14.5.07

IDOSA VIVE ÀS CEGAS NA PRÓPRIA CASA

Irene Agatão tem quase 90 anos e é senhora de uma perfeita lucidez, ao contrário da visão, que lhe foi roubada por um deslocamento da retina na década de 80. A invisual tem sérias dificuldades em subir os 5 degraus do patamar, que não dispõem de corrimão e teme uma nova queda, como aquela que lhe valeu sequelas que vai ter de carregar para toda a vida. Conforme o senhorio, o apoio deverá ser colocado assim que o mestre-de-obras estiver disponível, mas o obreiro já explicou que ainda não teve autorização. Resta a Irene esperar por melhores dias, enquanto o corrimão que já comprou permanece na despensa, à espera de uma nova decisão.

O número 49 da Rua Tenente Durão, em Campo de Ourique, corresponde a uma das poucas casas que resistiram à construção de vários pisos, sendo apenas constituída por rés-do-chão e primeiro andar. Irene Agatão vive no último e não reclama as escadas que tem de subir para lá chegar, mas a ausência de um suporte no hall de entrada do edifício. O lance de cinco degraus de pedra não tem corrimão - que a família inclusive já comprou – e desde a década de 80 que a invisual tem de avançar por entre apalpadelas e a esperança de não cair, como lhe aconteceu há 4 anos atrás.

O acidente aconteceu no Inverno, “subi o primeiro degrau e escorreguei”, explicou ao Jornal do Bairro. Ao chegar ao terceiro degrau “dei um trambolhão para a frente e consegui-me levantar, mas pensei já estar no outro patamar e caí de costas” lamentou, “fiquei toda amachucada”!

Irene seguiu então para a casa de um familiar em Beja, onde esteve acamada durante 4 meses por não poder andar.

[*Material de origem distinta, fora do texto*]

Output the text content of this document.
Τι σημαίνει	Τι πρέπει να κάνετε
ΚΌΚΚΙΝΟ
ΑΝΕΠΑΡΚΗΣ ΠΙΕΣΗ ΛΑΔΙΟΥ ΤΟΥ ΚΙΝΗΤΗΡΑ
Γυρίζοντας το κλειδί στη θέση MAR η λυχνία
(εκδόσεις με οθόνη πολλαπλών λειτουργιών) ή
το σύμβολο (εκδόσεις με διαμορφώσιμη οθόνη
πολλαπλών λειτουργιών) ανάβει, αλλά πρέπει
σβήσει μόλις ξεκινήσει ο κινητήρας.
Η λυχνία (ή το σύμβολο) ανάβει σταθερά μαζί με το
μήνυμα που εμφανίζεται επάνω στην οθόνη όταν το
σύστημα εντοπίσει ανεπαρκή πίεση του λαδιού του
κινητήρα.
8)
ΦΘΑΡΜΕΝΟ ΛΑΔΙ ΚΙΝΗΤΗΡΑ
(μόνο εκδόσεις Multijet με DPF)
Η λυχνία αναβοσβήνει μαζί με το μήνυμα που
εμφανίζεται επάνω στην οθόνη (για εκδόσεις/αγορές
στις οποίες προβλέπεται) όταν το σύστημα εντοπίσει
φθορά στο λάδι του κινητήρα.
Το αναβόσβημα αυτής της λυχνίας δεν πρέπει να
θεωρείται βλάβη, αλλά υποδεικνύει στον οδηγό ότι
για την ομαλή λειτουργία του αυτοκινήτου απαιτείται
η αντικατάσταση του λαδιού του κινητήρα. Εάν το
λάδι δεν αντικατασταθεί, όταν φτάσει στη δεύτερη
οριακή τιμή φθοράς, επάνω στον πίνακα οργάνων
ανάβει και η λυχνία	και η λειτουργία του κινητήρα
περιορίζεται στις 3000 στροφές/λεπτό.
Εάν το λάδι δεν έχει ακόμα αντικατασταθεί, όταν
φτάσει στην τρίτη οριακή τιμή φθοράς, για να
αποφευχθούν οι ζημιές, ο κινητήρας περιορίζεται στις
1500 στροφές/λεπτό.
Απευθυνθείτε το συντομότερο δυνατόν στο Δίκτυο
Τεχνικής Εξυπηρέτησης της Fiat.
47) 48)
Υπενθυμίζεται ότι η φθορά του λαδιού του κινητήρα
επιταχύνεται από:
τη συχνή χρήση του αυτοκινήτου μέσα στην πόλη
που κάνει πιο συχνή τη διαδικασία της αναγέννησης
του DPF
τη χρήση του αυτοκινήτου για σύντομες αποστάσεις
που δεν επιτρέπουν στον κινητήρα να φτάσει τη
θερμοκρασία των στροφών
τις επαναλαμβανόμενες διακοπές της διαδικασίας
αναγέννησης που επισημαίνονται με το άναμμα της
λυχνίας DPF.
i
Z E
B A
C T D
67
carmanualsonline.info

Os 84 anos que tinha então tornaram a questão mais delicada e a idosa foi observada pelos médicos durante duas a três horas. “Só a movimentar as pernas e pôr-me em pé já tinha dificuldades”, declarou.

“As costelas ficaram todas amachucadas e fiquei com muitas dificuldades em andar” lamentou, enquanto caminhava pela rua, entregue à vista e ao braço da jornalista.

Baixa renda na origem da discórdia

Antes da queda, a invisual já tinha o aval positivo do senhorio para proceder à obra e tinha mesmo a intenção de comprar a casa, mas o proprietário faleceu e o edifício passou para o filho e respectivas primas que restauraram o rés-do-chão “que inclusive me abriu brechas no primeiro andar”. Quando Irene regressou a casa pediu ao doutor Nuno Nazaré, novo proprietário, para fazer a obra, ao que ele terá perguntado “para aquilo que a senhora paga, acha que vale a pena”?

Irene Agatão reconhece que não está a garantir quaisquer lucros ao senhorio, até porque “o rés-do-chão foi alugado por cerca de 800 euros, quando eu pago 20”, mas na altura os 20 euros eram metade de um ordenado e por isso Irene afirmou que “já paguei a casa na totalidade e tenho vindo a conservá-la” afirmou, avançando que até já dotou a residência um novo telhado.

Há dois anos, Irene Agatão dirigiu-se à Junta de Freguesia de Santo Condestável, “o presidente foi muito simpático e enviou uma carta com aviso de recepção que foi devolvido e assinado pelo senhorio”, mas não obteve resposta. O presidente remeteu uma segunda via do apelo ao que o proprietário que assumiu a obra, para executar “quando o mestre-de-obras lá estivesse, mas o mestre já me disse que não tem autorização”.

Depois de ter perdido 95% da visão, Irene tornou-se mais uma vítima dos inúmeros obstáculos impostos à população invisual, entre eles “os buracos”, as assimetrias dos passeios “de quando se fez o alargamento da rua”, a má sinalização e “os cocós de cão”, sendo que os últimos “já não são da responsabilidade da Autarquia”... Contactado pelo JB, o proprietário do imóvel declarou não saber do que o assunto se tratava, “está-me a dar uma novidade”, referiu.